Combattants djihadistes en Syrie ©Capture d'écran Youtube
À la cour d’assises spécialement composée de Paris, un procès d’une rare gravité se déroule dans un silence pesant. Les témoignages glaçants de femmes yézidies, victimes de crimes contre l’humanité, résonnent dans la salle. L’accusé, jugé par contumace, incarne la barbarie d’une organisation terroriste qui a fait de l’esclavage sexuel une arme de guerre systématique.
Sabri Essid, djihadiste français, comparaît pour des faits d’une gravité exceptionnelle : génocide et crimes contre l’humanité commis contre la minorité yézidie. Un procès historique qui met en lumière l’ampleur des atrocités perpétrées par Daesh.
Des témoignages insoutenables lus par le président de la cour
L’intensité émotionnelle est telle que Marc Sommerer, président de la cour, doit lui-même prendre en charge la lecture des déclarations d’Aveen* et Basi*. Ces femmes yézidies portent en elles des traumatismes indélébiles, fruits des violences subies entre les mains de leurs bourreaux.

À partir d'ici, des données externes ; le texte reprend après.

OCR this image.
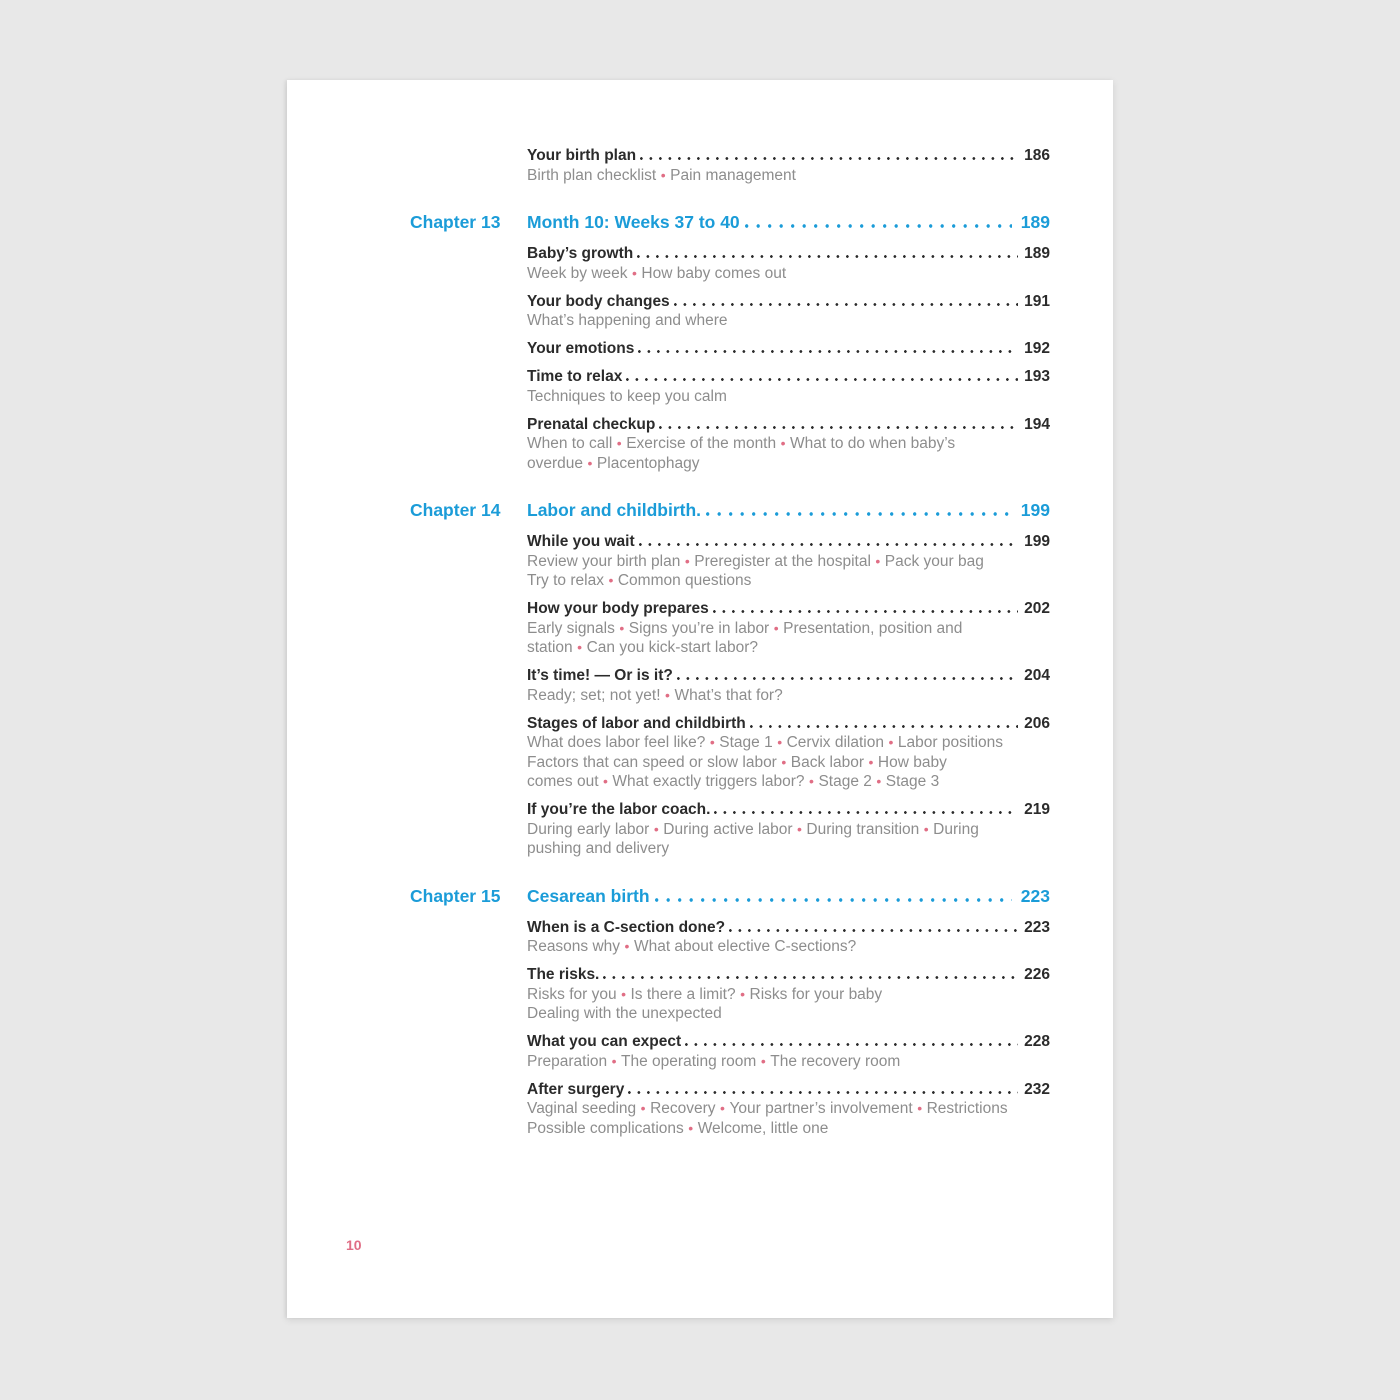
Your birth plan	186
Birth plan checklist • Pain management
Chapter 13	Month 10: Weeks 37 to 40	189
Baby’s growth	189
Week by week • How baby comes out
Your body changes	191
What’s happening and where
Your emotions	192
Time to relax	193
Techniques to keep you calm
Prenatal checkup	194
When to call • Exercise of the month • What to do when baby’s
overdue • Placentophagy
Chapter 14	Labor and childbirth.	199
While you wait	199
Review your birth plan • Preregister at the hospital • Pack your bag
Try to relax • Common questions
How your body prepares	202
Early signals • Signs you’re in labor • Presentation, position and
station • Can you kick-start labor?
It’s time! — Or is it?	204
Ready; set; not yet! • What’s that for?
Stages of labor and childbirth	206
What does labor feel like? • Stage 1 • Cervix dilation • Labor positions
Factors that can speed or slow labor • Back labor • How baby
comes out • What exactly triggers labor? • Stage 2 • Stage 3
If you’re the labor coach.	219
During early labor • During active labor • During transition • During
pushing and delivery
Chapter 15	Cesarean birth	223
When is a C-section done?	223
Reasons why • What about elective C-sections?
The risks.	226
Risks for you • Is there a limit? • Risks for your baby
Dealing with the unexpected
What you can expect	228
Preparation • The operating room • The recovery room
After surgery	232
Vaginal seeding • Recovery • Your partner’s involvement • Restrictions
Possible complications • Welcome, little one
10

Leurs récits décrivent une descente aux enfers qui a débuté le 3 août 2014, lorsque Daesh a lancé son offensive meurtrière contre leur communauté. Arrachées à leurs familles, elles ont été plongées dans un système organisé de réduction en esclavage.
L’horreur d’un système d’esclavage sexuel organisé
Aveen avait 21 ans lorsqu’elle a été séparée de force de sa famille. Son calvaire l’a menée jusqu’en Syrie, où elle a été vendue aux enchères comme une vulgaire marchandise. Son témoignage révèle qu’elle est devenue la propriété successive de neuf hommes différents.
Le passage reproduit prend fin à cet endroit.